I wish the result had come as a surprise.

Instead, here’s everything that was public or turned on by default: My friends list. My profile, which could be indexed by search engines. I could be tagged in any post, even if I hadn’t reviewed it first. The site would suggest that my friends tag me in images. Ad targeting would let Facebook sell marketers the ability to find me based on my relationship status, employer, job title, education and interests. (emphasis added) And Facebook would use my app and browser activity to decide which ads to show me.

Those were just a few of the settings I allowed automatically by clicking “Create Account.” It could have been a lot worse, too: Instead of “public,” many defaults, such as who could see future posts or who could see posts I’m tagged in, were set to “friends.” – The Washtington Post

This means that Facebook’s default settings are essentially set to MAXIMALLY INVADE YOUR PRIVACY and CREATE A PERMANENT PROFILE THAT CAN BE MONETIZED. Yet, when Facebook speaks, it discusses how much it protects the privacy of its users.
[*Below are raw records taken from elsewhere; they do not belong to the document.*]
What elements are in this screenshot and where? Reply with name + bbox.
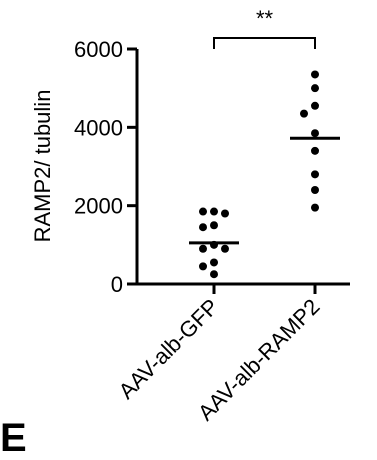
scatter-chart: RAMP2/ tubulin 0 2000 4000 6000 AAV-alb-GFP… (30, 6, 350, 425)
x-tick-label: AAV-alb-GFP (114, 294, 224, 404)
data-point (311, 101, 319, 110)
data-point (221, 244, 229, 253)
y-tick-label: 4000 (74, 115, 123, 140)
y-axis-title: RAMP2/ tubulin (30, 90, 55, 243)
data-point (311, 170, 319, 179)
data-point (311, 70, 319, 79)
panel-letter: E (0, 416, 27, 460)
data-point (311, 146, 319, 155)
data-point (311, 203, 319, 212)
data-point (210, 270, 218, 279)
data-point (311, 186, 319, 194)
y-axis: 0 2000 4000 6000 (74, 37, 139, 297)
data-point (210, 207, 218, 216)
bracket-line (213, 37, 316, 49)
data-point (300, 109, 308, 118)
data-point (210, 221, 218, 230)
y-tick-label: 2000 (74, 194, 123, 219)
significance-label: ** (256, 6, 274, 31)
data-point (199, 244, 207, 253)
data-points (199, 70, 319, 279)
mean-lines (189, 136, 340, 245)
data-point (199, 207, 207, 216)
y-tick-label: 6000 (74, 37, 123, 62)
y-tick-label: 0 (111, 272, 123, 297)
data-point (199, 262, 207, 271)
data-point (210, 258, 218, 267)
data-point (311, 129, 319, 138)
data-point (199, 223, 207, 232)
data-point (221, 209, 229, 218)
significance-bracket: ** (213, 6, 316, 49)
data-point (311, 84, 319, 93)
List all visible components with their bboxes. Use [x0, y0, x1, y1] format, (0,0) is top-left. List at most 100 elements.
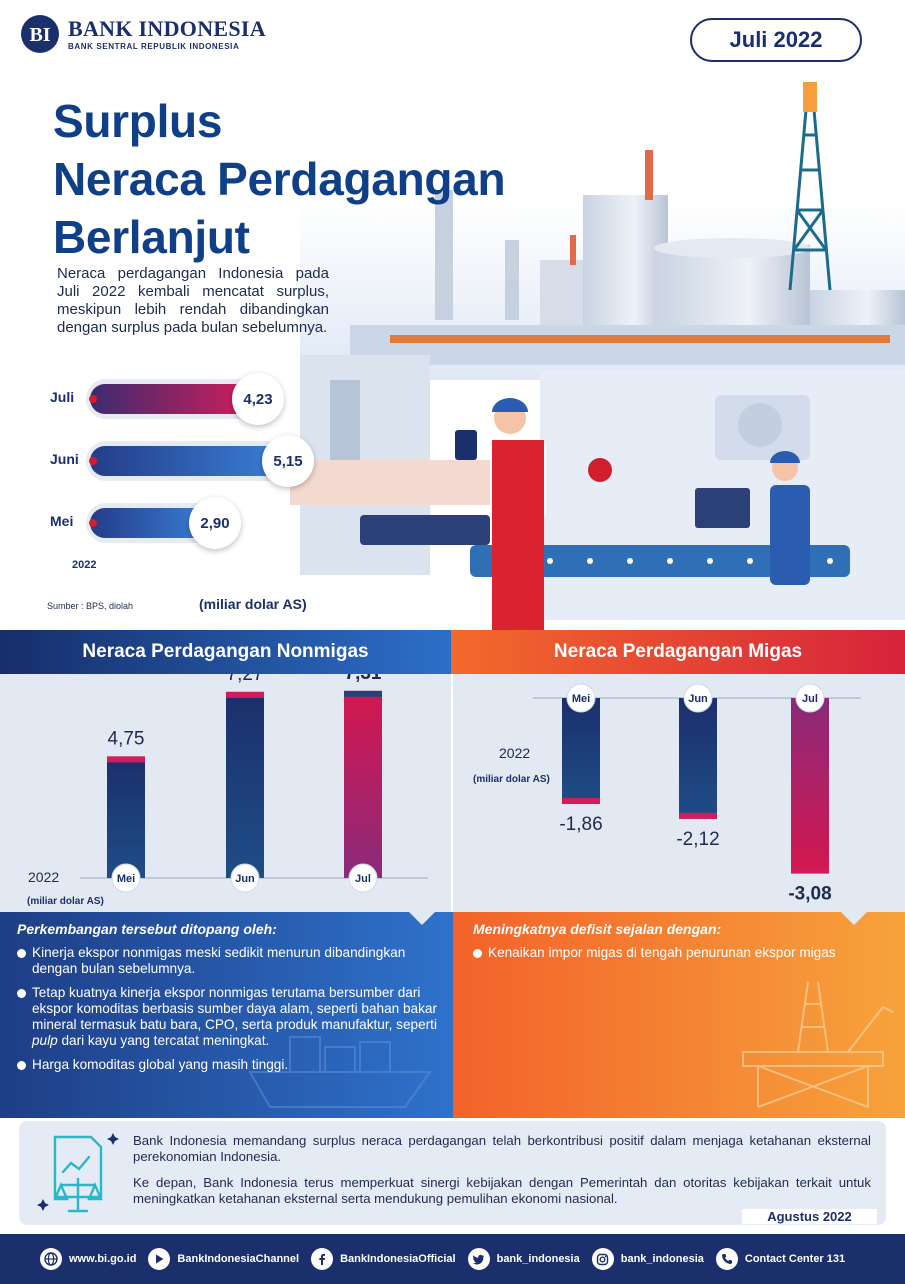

Facebook receives our Golden Pinocchio Award for how it lied to advertisers. 

Conclusion

And here is a second question that is beyond what the individual privacy settings in Facebook are. And it is a question that is seldom asked.
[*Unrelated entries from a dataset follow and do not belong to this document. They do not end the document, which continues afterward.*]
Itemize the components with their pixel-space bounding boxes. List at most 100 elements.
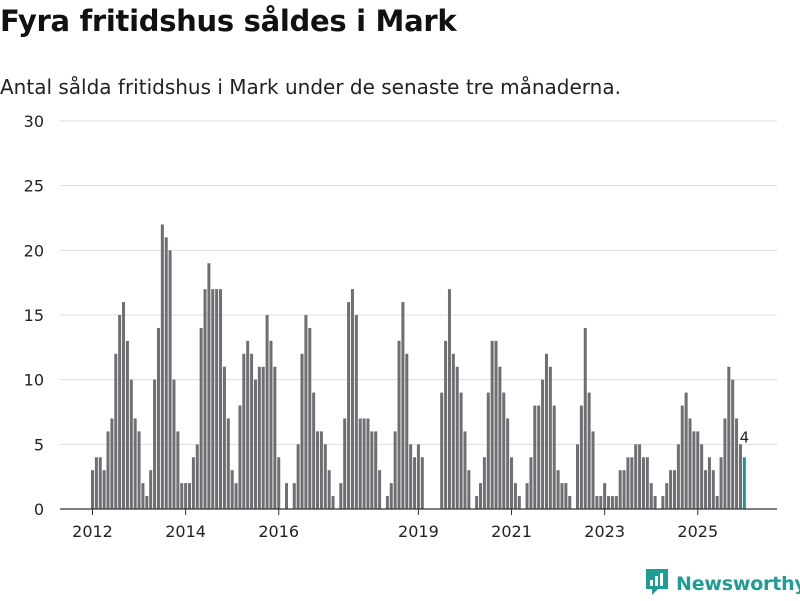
bar	[397, 340, 401, 509]
bar	[137, 431, 141, 509]
bar	[517, 496, 521, 509]
bar	[343, 418, 347, 509]
bar	[362, 418, 366, 509]
bar	[715, 496, 719, 509]
bar	[645, 457, 649, 509]
bar	[548, 366, 552, 509]
bar	[211, 289, 215, 509]
bar	[269, 340, 273, 509]
bar	[634, 444, 638, 509]
bar	[277, 457, 281, 509]
bar	[556, 470, 560, 509]
bar	[265, 315, 269, 509]
bar	[463, 431, 467, 509]
bar	[118, 315, 122, 509]
bar	[684, 392, 688, 509]
y-tick-label: 25	[24, 177, 44, 196]
bar-latest	[742, 457, 746, 509]
bar	[723, 418, 727, 509]
bar	[347, 302, 351, 509]
bar	[358, 418, 362, 509]
bar	[665, 483, 669, 509]
bar	[506, 418, 510, 509]
bar	[308, 327, 312, 509]
bar	[222, 366, 226, 509]
bar	[704, 470, 708, 509]
bar	[692, 431, 696, 509]
bar	[413, 457, 417, 509]
bar	[409, 444, 413, 509]
bar	[688, 418, 692, 509]
y-tick-label: 5	[34, 435, 44, 454]
bar	[552, 405, 556, 509]
bar	[285, 483, 288, 509]
bar	[544, 353, 548, 509]
bar	[316, 431, 320, 509]
bar	[669, 470, 673, 509]
bar	[378, 470, 382, 509]
bar	[354, 315, 358, 509]
x-tick-label: 2014	[165, 522, 206, 541]
bar	[587, 392, 591, 509]
bar	[296, 444, 300, 509]
bar	[292, 483, 296, 509]
bar	[91, 470, 94, 509]
chart-title: Fyra fritidshus såldes i Mark	[0, 4, 457, 38]
bar	[374, 431, 378, 509]
bar	[246, 340, 250, 509]
bar	[195, 444, 199, 509]
bar	[327, 470, 331, 509]
bar	[455, 366, 459, 509]
y-tick-label: 10	[24, 371, 44, 390]
bar	[366, 418, 370, 509]
bar	[331, 496, 335, 509]
bar	[560, 483, 564, 509]
bar	[537, 405, 541, 509]
bar	[164, 237, 168, 509]
bar	[184, 483, 188, 509]
bar	[149, 470, 153, 509]
bar	[568, 496, 572, 509]
bar	[459, 392, 463, 509]
bar	[156, 327, 160, 509]
bar	[304, 315, 308, 509]
bar	[219, 289, 223, 509]
bar	[145, 496, 149, 509]
bar	[579, 405, 583, 509]
y-tick-label: 0	[34, 500, 44, 519]
bar	[610, 496, 614, 509]
bar	[490, 340, 494, 509]
bar	[160, 224, 164, 509]
bar	[215, 289, 219, 509]
bar	[719, 457, 723, 509]
bar	[114, 353, 118, 509]
bar	[319, 431, 323, 509]
bar	[564, 483, 568, 509]
bar	[676, 444, 680, 509]
bar	[273, 366, 277, 509]
bar	[199, 327, 203, 509]
bar	[599, 496, 603, 509]
bar	[339, 483, 343, 509]
y-tick-label: 15	[24, 306, 44, 325]
bar	[653, 496, 657, 509]
bar	[405, 353, 409, 509]
bar	[350, 289, 354, 509]
bar	[482, 457, 486, 509]
bar	[467, 470, 471, 509]
bar	[188, 483, 191, 509]
newsworthy-brand[interactable]: Newsworthy	[644, 568, 800, 600]
bar	[94, 457, 98, 509]
bar	[176, 431, 180, 509]
x-tick-label: 2016	[258, 522, 299, 541]
bar	[385, 496, 389, 509]
bar	[370, 431, 374, 509]
x-tick-label: 2019	[398, 522, 439, 541]
bar	[614, 496, 618, 509]
bar	[661, 496, 665, 509]
bar	[727, 366, 731, 509]
bar	[583, 327, 587, 509]
bar	[707, 457, 711, 509]
x-tick-label: 2021	[491, 522, 532, 541]
bar	[607, 496, 611, 509]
Given that Facebook is lying all the time and has disregarded user privacy settings in the past, such as the Do Not Track setting in browsers, how does anyone know that Facebook respects any of the privacy settings that users restrict? Google, which follows a nearly identical business model to Facebook, has already been caught tracking users when users had disabled location services.
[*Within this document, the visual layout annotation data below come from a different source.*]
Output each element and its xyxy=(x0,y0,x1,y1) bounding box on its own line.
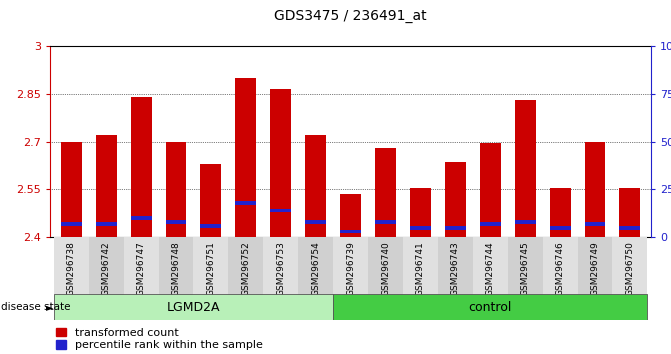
Bar xyxy=(480,143,501,237)
Text: GSM296748: GSM296748 xyxy=(172,241,180,296)
Bar xyxy=(236,201,256,205)
FancyBboxPatch shape xyxy=(298,237,333,313)
FancyBboxPatch shape xyxy=(89,237,123,313)
FancyBboxPatch shape xyxy=(263,237,298,313)
Bar xyxy=(584,142,605,237)
Bar xyxy=(619,226,640,229)
Text: LGMD2A: LGMD2A xyxy=(166,301,220,314)
Bar xyxy=(61,142,82,237)
FancyBboxPatch shape xyxy=(158,237,193,313)
FancyBboxPatch shape xyxy=(543,237,578,313)
FancyBboxPatch shape xyxy=(368,237,403,313)
Text: GSM296738: GSM296738 xyxy=(67,241,76,296)
Bar xyxy=(445,162,466,237)
Bar xyxy=(96,135,117,237)
FancyBboxPatch shape xyxy=(508,237,543,313)
Bar xyxy=(305,220,326,224)
Text: GSM296740: GSM296740 xyxy=(381,241,390,296)
Text: GSM296746: GSM296746 xyxy=(556,241,564,296)
Bar xyxy=(515,100,535,237)
Bar xyxy=(305,135,326,237)
FancyBboxPatch shape xyxy=(613,237,648,313)
Text: GSM296754: GSM296754 xyxy=(311,241,320,296)
FancyBboxPatch shape xyxy=(333,294,648,320)
Text: GSM296753: GSM296753 xyxy=(276,241,285,296)
Text: control: control xyxy=(468,301,512,314)
Text: ►: ► xyxy=(46,302,53,312)
Bar xyxy=(270,209,291,212)
FancyBboxPatch shape xyxy=(473,237,508,313)
Bar xyxy=(201,164,221,237)
Bar xyxy=(515,220,535,224)
Text: GSM296744: GSM296744 xyxy=(486,241,495,296)
Text: GSM296749: GSM296749 xyxy=(590,241,599,296)
Bar xyxy=(131,97,152,237)
Bar xyxy=(550,188,570,237)
Bar xyxy=(201,224,221,228)
Text: GSM296745: GSM296745 xyxy=(521,241,529,296)
Bar xyxy=(61,222,82,226)
Bar xyxy=(131,216,152,220)
Bar xyxy=(619,188,640,237)
Bar xyxy=(480,222,501,226)
FancyBboxPatch shape xyxy=(193,237,228,313)
FancyBboxPatch shape xyxy=(54,294,333,320)
Text: GSM296747: GSM296747 xyxy=(137,241,146,296)
Text: GSM296750: GSM296750 xyxy=(625,241,634,296)
FancyBboxPatch shape xyxy=(438,237,473,313)
FancyBboxPatch shape xyxy=(333,237,368,313)
Bar xyxy=(166,220,187,224)
FancyBboxPatch shape xyxy=(123,237,158,313)
Text: GSM296751: GSM296751 xyxy=(207,241,215,296)
Bar xyxy=(410,226,431,229)
Bar xyxy=(340,194,361,237)
Text: disease state: disease state xyxy=(1,302,71,312)
Bar xyxy=(375,148,396,237)
Bar xyxy=(410,188,431,237)
Text: GDS3475 / 236491_at: GDS3475 / 236491_at xyxy=(274,9,427,23)
Text: GSM296741: GSM296741 xyxy=(416,241,425,296)
Bar xyxy=(270,89,291,237)
FancyBboxPatch shape xyxy=(403,237,438,313)
FancyBboxPatch shape xyxy=(228,237,263,313)
Bar xyxy=(236,78,256,237)
Bar xyxy=(96,222,117,226)
Bar xyxy=(340,229,361,233)
Bar xyxy=(445,226,466,229)
Bar xyxy=(375,220,396,224)
FancyBboxPatch shape xyxy=(54,237,89,313)
Legend: transformed count, percentile rank within the sample: transformed count, percentile rank withi… xyxy=(56,328,262,350)
Bar xyxy=(550,226,570,229)
Bar xyxy=(166,142,187,237)
Text: GSM296742: GSM296742 xyxy=(102,241,111,296)
Text: GSM296739: GSM296739 xyxy=(346,241,355,296)
Text: GSM296752: GSM296752 xyxy=(242,241,250,296)
Bar xyxy=(584,222,605,226)
Text: GSM296743: GSM296743 xyxy=(451,241,460,296)
FancyBboxPatch shape xyxy=(578,237,613,313)
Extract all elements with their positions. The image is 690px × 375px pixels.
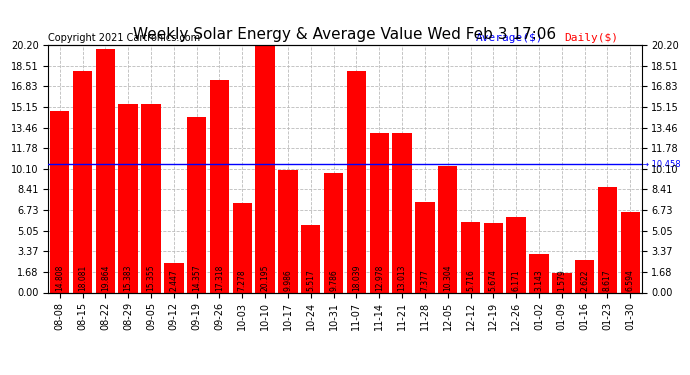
Text: 5.716: 5.716 [466,269,475,291]
Text: 15.383: 15.383 [124,264,132,291]
Text: 9.786: 9.786 [329,269,338,291]
Bar [506,217,526,292]
Bar [346,72,366,292]
Text: 13.013: 13.013 [397,264,406,291]
Text: 6.171: 6.171 [512,269,521,291]
Bar [552,273,571,292]
Text: 17.318: 17.318 [215,264,224,291]
Text: → 10.458: → 10.458 [642,160,680,169]
Bar [233,203,252,292]
Text: 14.357: 14.357 [192,264,201,291]
Text: 2.447: 2.447 [169,269,178,291]
Text: 14.808: 14.808 [55,264,64,291]
Bar [575,260,594,292]
Bar [164,262,184,292]
Bar [393,133,412,292]
Bar [598,187,617,292]
Text: 12.978: 12.978 [375,264,384,291]
Text: 5.674: 5.674 [489,269,498,291]
Text: 3.143: 3.143 [535,269,544,291]
Bar [255,45,275,292]
Text: 2.622: 2.622 [580,269,589,291]
Bar [141,104,161,292]
Text: 6.594: 6.594 [626,269,635,291]
Bar [324,172,344,292]
Bar [370,134,389,292]
Text: 7.377: 7.377 [420,269,429,291]
Text: 20.195: 20.195 [261,264,270,291]
Bar [461,222,480,292]
Bar [278,170,297,292]
Text: 7.278: 7.278 [238,269,247,291]
Bar [119,104,138,292]
Bar [415,202,435,292]
Text: 9.986: 9.986 [284,269,293,291]
Text: 8.617: 8.617 [603,269,612,291]
Title: Weekly Solar Energy & Average Value Wed Feb 3 17:06: Weekly Solar Energy & Average Value Wed … [133,27,557,42]
Bar [187,117,206,292]
Text: 19.864: 19.864 [101,264,110,291]
Text: 10.304: 10.304 [443,264,452,291]
Bar [438,166,457,292]
Bar [73,71,92,292]
Text: 5.517: 5.517 [306,269,315,291]
Bar [301,225,320,292]
Bar [620,212,640,292]
Text: Copyright 2021 Cartronics.com: Copyright 2021 Cartronics.com [48,33,200,42]
Text: 1.579: 1.579 [558,269,566,291]
Bar [484,223,503,292]
Text: 18.081: 18.081 [78,264,87,291]
Bar [96,49,115,292]
Text: 15.355: 15.355 [146,264,155,291]
Bar [529,254,549,292]
Text: Daily($): Daily($) [564,33,618,42]
Text: Average($): Average($) [475,33,543,42]
Bar [50,111,70,292]
Bar [210,80,229,292]
Text: 18.039: 18.039 [352,264,361,291]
Often, a smartphone will busily send location data even though the user has turned it off. As it turns out, your location data is probably still being collected by Google, which is obviously a grave concern. Google has been caught trying to track users even though they thought they had turned off their location services. – Entrepreneur

And this has led to a lawsuit.

Napoleon Patacsil filed a lawsuit against the company on the basis that “Google expressly represented to users of its operating system and apps that the activation of certain settings will prevent the tracking of users’ geolocation,” even though “That representation was false.” We’ll see how that will end because Mr. Patacsil seeks that his lawsuit represents all Google mobile users regardless of the OS they use. – Turtler

Google and Facebook have a public persona, where they claim they respect privacy. However, their actions indicate they will deceive users to obtain their data. The more data Google and Facebook obtain about their users, the more they can monetize that data. Thus both companies can say that they have a fiduciary duty to violate their privacy (and lying to users is a big part of getting users to trust them), allowing them to maximize shareholder value.